Thus, "we hear less about the effects of human activity at the seafloor than on corals, for instance, simply because coral bleaching sounds more appealing than mud dissolving at the bottom of the sea," he added. "When you think that before Google maps arrived, it took humans several centuries to map the continents, it's easy to understand why exploring the deep sea is so hard."
Nevertheless, he and his colleagues found a way to study it without actually going there. They recreated its environment in the lab, building little boxes filled with sediments overlain by sea water, keeping them in the dark. They duplicated sea water temperature and chemistry, as well as the composition of the sediment. By mimicking seabed conditions, "we don't need to go to the bottom of the sea to do measurements, and we save some time and energy." Sulpis said.

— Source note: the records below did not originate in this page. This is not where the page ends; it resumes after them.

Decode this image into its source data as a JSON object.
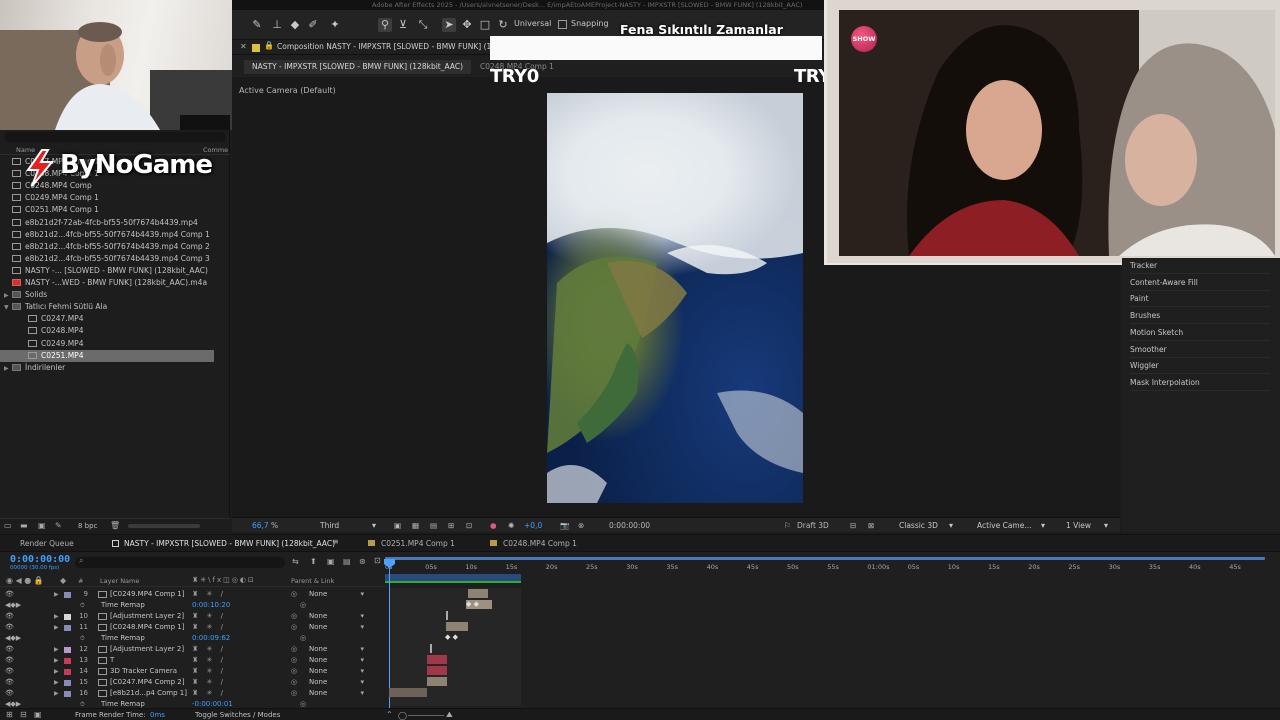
{
  "window": {
    "title": "Adobe After Effects 2025 - /Users/alvnetsener/Desk... E/impAEtoAMEProject-NASTY - IMPXSTR [SLOWED - BMW FUNK] (128kbit_AAC)"
  },
  "toolbar": {
    "universal_label": "Universal",
    "snapping_label": "Snapping"
  },
  "stream_overlay": {
    "logo_text": "ByNoGame",
    "title": "Fena Sıkıntılı Zamanlar",
    "ticker_left": "TRY0",
    "ticker_right": "TRY",
    "tv_badge": "SHOW"
  },
  "project": {
    "col_name": "Name",
    "col_comment": "Comme",
    "items": [
      {
        "label": "C0247.MP4 Comp 1",
        "type": "comp",
        "indent": 0
      },
      {
        "label": "C0248.MP4 Comp 1",
        "type": "comp",
        "indent": 0
      },
      {
        "label": "C0248.MP4 Comp",
        "type": "comp",
        "indent": 0
      },
      {
        "label": "C0249.MP4 Comp 1",
        "type": "comp",
        "indent": 0
      },
      {
        "label": "C0251.MP4 Comp 1",
        "type": "comp",
        "indent": 0
      },
      {
        "label": "e8b21d2f-72ab-4fcb-bf55-50f7674b4439.mp4",
        "type": "footage",
        "indent": 0
      },
      {
        "label": "e8b21d2...4fcb-bf55-50f7674b4439.mp4 Comp 1",
        "type": "comp",
        "indent": 0
      },
      {
        "label": "e8b21d2...4fcb-bf55-50f7674b4439.mp4 Comp 2",
        "type": "comp",
        "indent": 0
      },
      {
        "label": "e8b21d2...4fcb-bf55-50f7674b4439.mp4 Comp 3",
        "type": "comp",
        "indent": 0
      },
      {
        "label": "NASTY -... [SLOWED - BMW FUNK] (128kbit_AAC)",
        "type": "comp",
        "indent": 0
      },
      {
        "label": "NASTY -...WED - BMW FUNK] (128kbit_AAC).m4a",
        "type": "audio",
        "indent": 0
      },
      {
        "label": "Solids",
        "type": "folder",
        "indent": 0
      },
      {
        "label": "Tatlıcı Fehmi Sütlü Ala",
        "type": "folder",
        "indent": 0
      },
      {
        "label": "C0247.MP4",
        "type": "footage",
        "indent": 1
      },
      {
        "label": "C0248.MP4",
        "type": "footage",
        "indent": 1
      },
      {
        "label": "C0249.MP4",
        "type": "footage",
        "indent": 1
      },
      {
        "label": "C0251.MP4",
        "type": "footage",
        "indent": 1,
        "selected": true
      },
      {
        "label": "İndirilenler",
        "type": "folder",
        "indent": 0
      }
    ],
    "bpc": "8 bpc"
  },
  "composition": {
    "tab_label": "Composition NASTY - IMPXSTR [SLOWED - BMW FUNK] (128",
    "subtab_active": "NASTY - IMPXSTR [SLOWED - BMW FUNK] (128kbit_AAC)",
    "subtab_2": "C0248.MP4 Comp 1",
    "active_camera": "Active Camera (Default)",
    "zoom": "66,7",
    "zoom_unit": "%",
    "resolution": "Third",
    "exposure": "+0,0",
    "timecode": "0:00:00:00",
    "draft_3d": "Draft 3D",
    "renderer": "Classic 3D",
    "view_camera": "Active Came...",
    "views": "1 View"
  },
  "effects_panel": {
    "items": [
      "Tracker",
      "Content-Aware Fill",
      "Paint",
      "Brushes",
      "Motion Sketch",
      "Smoother",
      "Wiggler",
      "Mask Interpolation"
    ]
  },
  "timeline": {
    "tabs": [
      "Render Queue",
      "NASTY - IMPXSTR [SLOWED - BMW FUNK] (128kbit_AAC)",
      "C0251.MP4 Comp 1",
      "C0248.MP4 Comp 1"
    ],
    "current_time": "0:00:00:00",
    "current_time_sub": "00000 (30.00 fps)",
    "col_layer_name": "Layer Name",
    "col_parent": "Parent & Link",
    "col_number": "#",
    "ruler_ticks": [
      "0s",
      "05s",
      "10s",
      "15s",
      "20s",
      "25s",
      "30s",
      "35s",
      "40s",
      "45s",
      "50s",
      "55s",
      "01:00s",
      "05s",
      "10s",
      "15s",
      "20s",
      "25s",
      "30s",
      "35s",
      "40s",
      "45s"
    ],
    "layers": [
      {
        "num": "9",
        "name": "[C0249.MP4 Comp 1]",
        "parent": "None",
        "color": "#8a8ab8"
      },
      {
        "sub": "Time Remap",
        "value": "0:00:10:20"
      },
      {
        "num": "10",
        "name": "[Adjustment Layer 2]",
        "parent": "None",
        "color": "#d8d8d8"
      },
      {
        "num": "11",
        "name": "[C0248.MP4 Comp 1]",
        "parent": "None",
        "color": "#8a8ab8"
      },
      {
        "sub": "Time Remap",
        "value": "0:00:09:62"
      },
      {
        "num": "12",
        "name": "[Adjustment Layer 2]",
        "parent": "None",
        "color": "#b89ac8"
      },
      {
        "num": "13",
        "name": "T",
        "parent": "None",
        "color": "#c83c5a"
      },
      {
        "num": "14",
        "name": "3D Tracker Camera",
        "parent": "None",
        "color": "#c83c5a"
      },
      {
        "num": "15",
        "name": "[C0247.MP4 Comp 2]",
        "parent": "None",
        "color": "#8a8ab8"
      },
      {
        "num": "16",
        "name": "[e8b21d...p4 Comp 1]",
        "parent": "None",
        "color": "#8a8ab8"
      },
      {
        "sub": "Time Remap",
        "value": "-0:00:00:01"
      }
    ],
    "frame_render_label": "Frame Render Time:",
    "frame_render_value": "0ms",
    "toggle_label": "Toggle Switches / Modes"
  }
}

Sulpis and his team studied ocean floor sediment from the middle of the North Atlantic. Olivier Sulpis
What they found was worrisome. It has already been established that climate change—specifically atmospheric carbon dioxide emitted by fossil fuel burning—has been acidifying the oceans, damaging fragile coral reefs and disturbing vulnerable marine ecosystems. But the McGill scientists discovered that carbon dioxide also has begun to drift to the ocean bottom, dissolving the very materials that help put the brakes on acidification.
"Humans have become a geological force, and there is not a single part of the surface of our planet where we cannot find a trace of human activity," Sulpis said. "Paleoclimate scientists and Earth sciences students have heard and described many times past abrupt climate change and ocean acidification episodes, millions of years ago, that caused mass extinctions all around the world. These events were caused by meteoritic impacts, global wildfires, volcanic eruptions, etc. Today, it seems that we are at the dawn of one of these catastrophic events, and we don't need to look far to find the cause of it. Each one of us is the cause of it."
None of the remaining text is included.